Not sure when solr indexes the new databag changes, so that might be a caveat.
I'm sure this isn't how chef is intended to be used, and I imagine there's a more elegant solution, but hey, might get you thinking along the right lines
Jun 29, 2011
Leandro Anthonioz
Hi Andi and Patrick, thank you very much for your quick and useful responses! I'm thinking in how handle clusters configurations with Chef when a new node is added to the cluster, and therefore I need refresh the configuration in the cluster's clients. For example, suppose that we have 2 memory cache servers (i.e running Memcached) in one cluster and have one (or more) web servers that use these cache servers (in this scenario the web servers are "clients" of the cache servers). If I add a third Memcached server to the cluster I will need update the web server configuration (their php configuration and reload the web servers).
I think that the two approachs you suggested can work perfect (the "push" strategy of use scp/ssh to send/refresh a new configuration or the "pull" strategy of use data bags and wait until the web servers chef clients refresh their configurations).
Howerver, perhaps the use of notifications is not the best approach in this situation. Maybe is a too "event-driven" solution and a more declarative approach could be better. I'm just starting with Chef and have a lot to learn. Anyway, I'm sure these strategies are very useful in many scenarios.
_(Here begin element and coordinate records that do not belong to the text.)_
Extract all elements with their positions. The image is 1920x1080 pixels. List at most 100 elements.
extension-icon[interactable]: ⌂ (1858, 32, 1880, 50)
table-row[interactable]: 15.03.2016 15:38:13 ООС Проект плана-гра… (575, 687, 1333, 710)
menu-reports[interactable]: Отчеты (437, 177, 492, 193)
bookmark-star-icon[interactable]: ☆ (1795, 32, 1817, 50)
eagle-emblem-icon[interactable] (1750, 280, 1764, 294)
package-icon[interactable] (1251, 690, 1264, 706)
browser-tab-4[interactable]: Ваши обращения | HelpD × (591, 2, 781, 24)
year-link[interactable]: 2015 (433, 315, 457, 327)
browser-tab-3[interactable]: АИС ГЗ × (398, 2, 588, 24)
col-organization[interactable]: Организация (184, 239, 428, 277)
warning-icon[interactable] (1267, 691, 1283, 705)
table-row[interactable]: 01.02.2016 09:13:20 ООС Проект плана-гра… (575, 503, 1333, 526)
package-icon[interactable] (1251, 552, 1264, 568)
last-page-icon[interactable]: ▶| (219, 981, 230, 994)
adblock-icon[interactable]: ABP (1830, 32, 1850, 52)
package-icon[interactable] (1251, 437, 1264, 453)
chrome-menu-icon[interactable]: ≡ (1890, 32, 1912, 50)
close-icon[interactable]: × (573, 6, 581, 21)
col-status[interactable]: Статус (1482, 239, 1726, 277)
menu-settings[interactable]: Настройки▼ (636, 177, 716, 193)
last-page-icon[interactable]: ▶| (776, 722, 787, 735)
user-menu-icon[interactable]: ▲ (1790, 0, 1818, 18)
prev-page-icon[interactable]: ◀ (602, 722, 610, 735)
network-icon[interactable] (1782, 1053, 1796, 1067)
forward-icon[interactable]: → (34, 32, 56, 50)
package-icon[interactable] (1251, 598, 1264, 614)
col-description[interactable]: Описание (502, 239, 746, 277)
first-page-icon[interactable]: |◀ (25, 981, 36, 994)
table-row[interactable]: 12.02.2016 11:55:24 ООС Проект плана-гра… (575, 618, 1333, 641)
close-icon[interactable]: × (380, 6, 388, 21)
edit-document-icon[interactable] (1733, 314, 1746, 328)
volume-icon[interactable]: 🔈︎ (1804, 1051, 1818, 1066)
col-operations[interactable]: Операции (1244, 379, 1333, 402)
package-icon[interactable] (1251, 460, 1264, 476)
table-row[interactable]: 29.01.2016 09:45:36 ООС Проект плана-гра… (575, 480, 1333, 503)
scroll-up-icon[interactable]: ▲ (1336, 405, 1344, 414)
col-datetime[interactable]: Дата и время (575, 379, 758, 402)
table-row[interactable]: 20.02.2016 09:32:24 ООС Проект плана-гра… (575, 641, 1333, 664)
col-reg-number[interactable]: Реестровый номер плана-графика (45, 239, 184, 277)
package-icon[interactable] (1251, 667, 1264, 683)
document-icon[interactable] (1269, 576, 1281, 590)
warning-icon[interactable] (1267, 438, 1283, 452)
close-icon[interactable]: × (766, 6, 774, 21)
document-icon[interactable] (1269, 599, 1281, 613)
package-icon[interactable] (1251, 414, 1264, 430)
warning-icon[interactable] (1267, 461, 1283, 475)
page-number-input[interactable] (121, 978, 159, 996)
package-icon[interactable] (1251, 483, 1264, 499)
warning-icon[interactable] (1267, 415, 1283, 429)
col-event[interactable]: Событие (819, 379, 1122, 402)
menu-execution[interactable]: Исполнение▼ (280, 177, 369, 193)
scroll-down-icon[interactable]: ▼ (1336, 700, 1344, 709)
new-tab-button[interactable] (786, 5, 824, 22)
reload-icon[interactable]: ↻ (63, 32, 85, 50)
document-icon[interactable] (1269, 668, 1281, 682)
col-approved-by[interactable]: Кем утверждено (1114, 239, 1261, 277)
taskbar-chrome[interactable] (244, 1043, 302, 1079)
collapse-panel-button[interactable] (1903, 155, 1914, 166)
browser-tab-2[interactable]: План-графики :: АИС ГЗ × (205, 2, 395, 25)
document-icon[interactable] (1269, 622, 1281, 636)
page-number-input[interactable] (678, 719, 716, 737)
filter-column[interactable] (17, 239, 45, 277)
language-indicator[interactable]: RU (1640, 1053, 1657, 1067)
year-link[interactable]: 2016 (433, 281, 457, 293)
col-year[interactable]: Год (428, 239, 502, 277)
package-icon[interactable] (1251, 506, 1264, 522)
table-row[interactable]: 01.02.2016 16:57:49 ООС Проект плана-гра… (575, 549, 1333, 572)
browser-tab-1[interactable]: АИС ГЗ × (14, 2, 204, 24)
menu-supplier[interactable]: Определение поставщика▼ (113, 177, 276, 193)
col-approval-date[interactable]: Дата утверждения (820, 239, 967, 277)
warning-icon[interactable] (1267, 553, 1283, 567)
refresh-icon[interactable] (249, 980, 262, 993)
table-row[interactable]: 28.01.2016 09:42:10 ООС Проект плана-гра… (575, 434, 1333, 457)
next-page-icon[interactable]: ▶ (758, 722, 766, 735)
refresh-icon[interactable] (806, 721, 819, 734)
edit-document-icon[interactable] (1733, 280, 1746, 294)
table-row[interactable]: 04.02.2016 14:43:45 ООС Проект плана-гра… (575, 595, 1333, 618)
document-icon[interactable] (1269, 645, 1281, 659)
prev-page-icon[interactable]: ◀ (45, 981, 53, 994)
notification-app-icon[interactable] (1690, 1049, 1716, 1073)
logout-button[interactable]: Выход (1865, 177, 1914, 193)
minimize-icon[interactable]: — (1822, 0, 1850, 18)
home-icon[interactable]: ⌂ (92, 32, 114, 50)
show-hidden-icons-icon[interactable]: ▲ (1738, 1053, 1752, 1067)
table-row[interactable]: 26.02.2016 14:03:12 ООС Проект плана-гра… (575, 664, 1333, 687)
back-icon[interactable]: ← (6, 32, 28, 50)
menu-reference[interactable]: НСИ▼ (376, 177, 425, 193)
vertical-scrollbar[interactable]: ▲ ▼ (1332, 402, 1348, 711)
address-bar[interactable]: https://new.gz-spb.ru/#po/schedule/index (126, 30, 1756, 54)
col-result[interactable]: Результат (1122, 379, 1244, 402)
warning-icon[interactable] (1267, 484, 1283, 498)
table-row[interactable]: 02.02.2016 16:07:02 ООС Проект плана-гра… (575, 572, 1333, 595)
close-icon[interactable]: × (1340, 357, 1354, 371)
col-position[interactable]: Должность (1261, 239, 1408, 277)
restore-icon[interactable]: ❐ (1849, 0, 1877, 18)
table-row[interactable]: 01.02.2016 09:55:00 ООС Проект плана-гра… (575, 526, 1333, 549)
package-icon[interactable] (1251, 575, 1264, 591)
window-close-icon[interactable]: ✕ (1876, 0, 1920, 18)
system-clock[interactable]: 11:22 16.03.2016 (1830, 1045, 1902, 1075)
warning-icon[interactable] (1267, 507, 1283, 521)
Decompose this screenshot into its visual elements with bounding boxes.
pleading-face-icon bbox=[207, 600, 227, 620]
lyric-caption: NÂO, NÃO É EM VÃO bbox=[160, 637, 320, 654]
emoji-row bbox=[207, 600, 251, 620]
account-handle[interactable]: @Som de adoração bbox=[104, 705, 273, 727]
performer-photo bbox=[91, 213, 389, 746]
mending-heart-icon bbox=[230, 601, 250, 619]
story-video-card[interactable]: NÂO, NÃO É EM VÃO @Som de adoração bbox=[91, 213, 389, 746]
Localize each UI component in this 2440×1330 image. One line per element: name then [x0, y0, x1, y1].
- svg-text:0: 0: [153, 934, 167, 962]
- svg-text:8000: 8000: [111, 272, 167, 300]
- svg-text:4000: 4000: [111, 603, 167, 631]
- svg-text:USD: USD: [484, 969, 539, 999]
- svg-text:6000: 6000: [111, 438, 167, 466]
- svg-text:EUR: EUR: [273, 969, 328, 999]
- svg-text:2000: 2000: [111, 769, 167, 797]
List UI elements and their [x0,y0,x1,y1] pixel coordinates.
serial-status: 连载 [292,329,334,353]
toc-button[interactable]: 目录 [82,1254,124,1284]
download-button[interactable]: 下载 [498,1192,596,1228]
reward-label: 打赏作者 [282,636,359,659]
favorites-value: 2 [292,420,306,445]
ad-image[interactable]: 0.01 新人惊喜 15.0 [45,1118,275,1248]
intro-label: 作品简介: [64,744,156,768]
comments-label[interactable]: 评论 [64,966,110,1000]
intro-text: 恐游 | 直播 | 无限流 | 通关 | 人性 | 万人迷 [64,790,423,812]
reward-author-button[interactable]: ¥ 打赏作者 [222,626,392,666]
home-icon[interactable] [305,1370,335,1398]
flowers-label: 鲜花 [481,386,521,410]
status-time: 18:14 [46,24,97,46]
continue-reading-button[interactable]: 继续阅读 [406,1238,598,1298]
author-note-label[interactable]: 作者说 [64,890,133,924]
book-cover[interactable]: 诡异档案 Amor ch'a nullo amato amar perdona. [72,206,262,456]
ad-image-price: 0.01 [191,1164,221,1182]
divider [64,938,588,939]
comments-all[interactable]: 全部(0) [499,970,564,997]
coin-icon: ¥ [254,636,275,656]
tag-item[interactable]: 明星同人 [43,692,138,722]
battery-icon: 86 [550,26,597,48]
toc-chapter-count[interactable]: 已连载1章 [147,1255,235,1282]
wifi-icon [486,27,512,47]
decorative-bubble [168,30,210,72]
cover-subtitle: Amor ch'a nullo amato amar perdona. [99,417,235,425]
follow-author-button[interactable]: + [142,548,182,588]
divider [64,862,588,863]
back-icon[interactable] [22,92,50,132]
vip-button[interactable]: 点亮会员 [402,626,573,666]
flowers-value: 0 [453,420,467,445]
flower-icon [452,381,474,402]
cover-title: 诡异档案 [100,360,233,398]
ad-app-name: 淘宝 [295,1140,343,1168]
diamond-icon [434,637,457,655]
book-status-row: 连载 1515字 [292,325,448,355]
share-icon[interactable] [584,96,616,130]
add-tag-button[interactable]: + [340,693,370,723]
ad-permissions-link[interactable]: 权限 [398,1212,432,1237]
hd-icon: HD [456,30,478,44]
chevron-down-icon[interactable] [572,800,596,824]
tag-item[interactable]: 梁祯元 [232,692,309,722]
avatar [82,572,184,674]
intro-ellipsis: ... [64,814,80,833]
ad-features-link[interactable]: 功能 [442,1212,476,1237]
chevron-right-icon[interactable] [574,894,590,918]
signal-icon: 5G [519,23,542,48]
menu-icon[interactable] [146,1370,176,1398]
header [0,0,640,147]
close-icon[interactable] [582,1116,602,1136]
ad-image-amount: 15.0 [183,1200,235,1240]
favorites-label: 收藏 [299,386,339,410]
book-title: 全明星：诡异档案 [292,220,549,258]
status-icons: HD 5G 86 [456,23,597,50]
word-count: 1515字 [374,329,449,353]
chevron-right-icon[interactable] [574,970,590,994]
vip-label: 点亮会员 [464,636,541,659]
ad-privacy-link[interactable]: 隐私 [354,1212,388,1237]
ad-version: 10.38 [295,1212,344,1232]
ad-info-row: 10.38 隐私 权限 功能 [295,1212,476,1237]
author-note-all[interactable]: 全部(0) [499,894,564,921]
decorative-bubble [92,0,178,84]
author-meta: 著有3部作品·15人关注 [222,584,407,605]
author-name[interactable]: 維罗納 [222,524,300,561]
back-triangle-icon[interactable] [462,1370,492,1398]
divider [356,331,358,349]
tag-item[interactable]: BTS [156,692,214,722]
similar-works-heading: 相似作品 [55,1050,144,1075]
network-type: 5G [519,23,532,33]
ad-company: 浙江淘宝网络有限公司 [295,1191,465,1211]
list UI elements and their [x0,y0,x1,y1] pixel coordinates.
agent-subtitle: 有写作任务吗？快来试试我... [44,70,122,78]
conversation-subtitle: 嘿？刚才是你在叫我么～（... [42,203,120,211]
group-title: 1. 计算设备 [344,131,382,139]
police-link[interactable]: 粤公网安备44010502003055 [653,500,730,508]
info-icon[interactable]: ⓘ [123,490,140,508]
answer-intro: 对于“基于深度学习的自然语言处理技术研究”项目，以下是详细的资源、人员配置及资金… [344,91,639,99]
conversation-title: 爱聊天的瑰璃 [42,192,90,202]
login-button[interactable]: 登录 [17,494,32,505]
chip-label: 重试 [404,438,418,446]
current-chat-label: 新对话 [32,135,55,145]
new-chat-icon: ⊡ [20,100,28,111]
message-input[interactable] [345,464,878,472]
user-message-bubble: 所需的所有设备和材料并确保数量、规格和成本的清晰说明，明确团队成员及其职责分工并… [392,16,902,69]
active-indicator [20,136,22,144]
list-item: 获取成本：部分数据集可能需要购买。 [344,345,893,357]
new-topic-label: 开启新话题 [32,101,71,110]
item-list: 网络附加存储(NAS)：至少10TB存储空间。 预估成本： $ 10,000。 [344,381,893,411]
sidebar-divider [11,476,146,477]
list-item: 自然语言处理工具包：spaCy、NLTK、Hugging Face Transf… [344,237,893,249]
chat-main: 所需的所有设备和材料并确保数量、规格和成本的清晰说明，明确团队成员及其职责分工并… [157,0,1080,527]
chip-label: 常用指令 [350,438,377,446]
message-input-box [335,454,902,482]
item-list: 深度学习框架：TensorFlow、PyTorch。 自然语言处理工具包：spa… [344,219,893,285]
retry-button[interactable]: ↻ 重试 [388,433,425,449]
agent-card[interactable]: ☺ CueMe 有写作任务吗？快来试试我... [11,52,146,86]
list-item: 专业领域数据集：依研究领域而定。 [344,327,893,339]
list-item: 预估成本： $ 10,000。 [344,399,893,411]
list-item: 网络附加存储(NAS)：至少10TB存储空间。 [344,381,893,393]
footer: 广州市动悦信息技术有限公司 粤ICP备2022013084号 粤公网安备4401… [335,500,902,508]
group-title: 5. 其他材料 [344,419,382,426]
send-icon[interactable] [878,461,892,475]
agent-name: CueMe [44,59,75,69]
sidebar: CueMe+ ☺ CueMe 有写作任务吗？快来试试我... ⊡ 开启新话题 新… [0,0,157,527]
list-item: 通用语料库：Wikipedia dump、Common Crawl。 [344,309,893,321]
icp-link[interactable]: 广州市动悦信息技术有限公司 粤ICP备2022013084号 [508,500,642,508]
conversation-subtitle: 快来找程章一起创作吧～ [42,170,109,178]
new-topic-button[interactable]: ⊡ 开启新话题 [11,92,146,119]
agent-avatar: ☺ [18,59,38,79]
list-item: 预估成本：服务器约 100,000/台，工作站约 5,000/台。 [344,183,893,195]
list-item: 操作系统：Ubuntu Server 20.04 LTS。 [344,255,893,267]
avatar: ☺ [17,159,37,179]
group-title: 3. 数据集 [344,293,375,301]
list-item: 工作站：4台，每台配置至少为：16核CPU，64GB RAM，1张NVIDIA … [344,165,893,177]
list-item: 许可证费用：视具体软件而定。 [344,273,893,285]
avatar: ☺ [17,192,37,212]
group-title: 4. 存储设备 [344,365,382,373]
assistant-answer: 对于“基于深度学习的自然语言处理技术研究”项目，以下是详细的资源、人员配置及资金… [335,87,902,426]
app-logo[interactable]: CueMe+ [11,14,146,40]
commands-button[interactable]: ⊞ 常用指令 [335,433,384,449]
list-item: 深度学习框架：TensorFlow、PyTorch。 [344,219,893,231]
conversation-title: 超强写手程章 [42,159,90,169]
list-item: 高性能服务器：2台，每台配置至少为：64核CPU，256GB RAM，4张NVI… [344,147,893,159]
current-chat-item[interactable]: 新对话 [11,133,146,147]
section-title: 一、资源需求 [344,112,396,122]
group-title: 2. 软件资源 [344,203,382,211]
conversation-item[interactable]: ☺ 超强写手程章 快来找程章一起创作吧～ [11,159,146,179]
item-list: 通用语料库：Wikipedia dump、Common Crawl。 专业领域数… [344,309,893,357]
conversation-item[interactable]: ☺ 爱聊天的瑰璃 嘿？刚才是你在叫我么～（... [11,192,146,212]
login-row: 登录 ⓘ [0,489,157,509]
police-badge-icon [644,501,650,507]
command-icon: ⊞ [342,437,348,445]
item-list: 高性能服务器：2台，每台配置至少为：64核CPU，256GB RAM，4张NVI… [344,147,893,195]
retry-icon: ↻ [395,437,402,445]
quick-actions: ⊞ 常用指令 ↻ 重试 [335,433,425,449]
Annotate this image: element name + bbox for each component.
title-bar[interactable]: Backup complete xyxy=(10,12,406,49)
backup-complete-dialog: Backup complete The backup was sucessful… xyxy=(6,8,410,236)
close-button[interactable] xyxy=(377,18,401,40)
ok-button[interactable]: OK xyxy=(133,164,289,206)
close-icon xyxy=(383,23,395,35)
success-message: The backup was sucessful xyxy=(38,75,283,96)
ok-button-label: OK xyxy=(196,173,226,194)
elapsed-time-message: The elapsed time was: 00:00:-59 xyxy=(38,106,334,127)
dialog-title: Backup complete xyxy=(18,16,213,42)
Thank you very much again for your help folks!
Jun 29, 2011
andi abes
Actually, the scenario you're describing is very similar to what the swift-proxy code needed to do. down to the memcache servers
take a peek here: https://github.com/dellcloudedge/openstack-swift/blob/master/cookbooks/swift/recipes/proxy.rb
The assumption here is that the new servers can be picked up "soon". Each server runs this code independently and uses the Chef database to locate it's friends (in my case each server runs a memcached server as well.. but can utilize the peer ones). If any new servers are present, the local configuration is updated, and the service restarted.
Key points here -
a) it happens independently on each server, the next time the chef-client daemon is executed
b) chef (server) knows about the roles (and hence capabilities) each server has. clients can query the server and use this knowledge to self configure
Jun 29, 2011
Leandro Anthonioz
Thank you very much Andi. I read the swift-proxy recipe, is a very good example. Like I can see, there is no need to use notifications in these situations. Using roles and searchs is all what I need. Thank you again!
Leandro
Jun 29, 2011
andi abes
Actually, Leandro, you pointed out a bug, or at least made me realize one exists.
Assuming the service in question only reads its configuration when it starts, the template code should notify the service to restart if changes were made (Chef is smart enough to only fire the notification if the template actually changed)
I'll put a fix for that in a bit.
Jul 29, 2011
Steven Parkes
The mode doesn't have to be five digits, it just has to have a leading 0 (zero).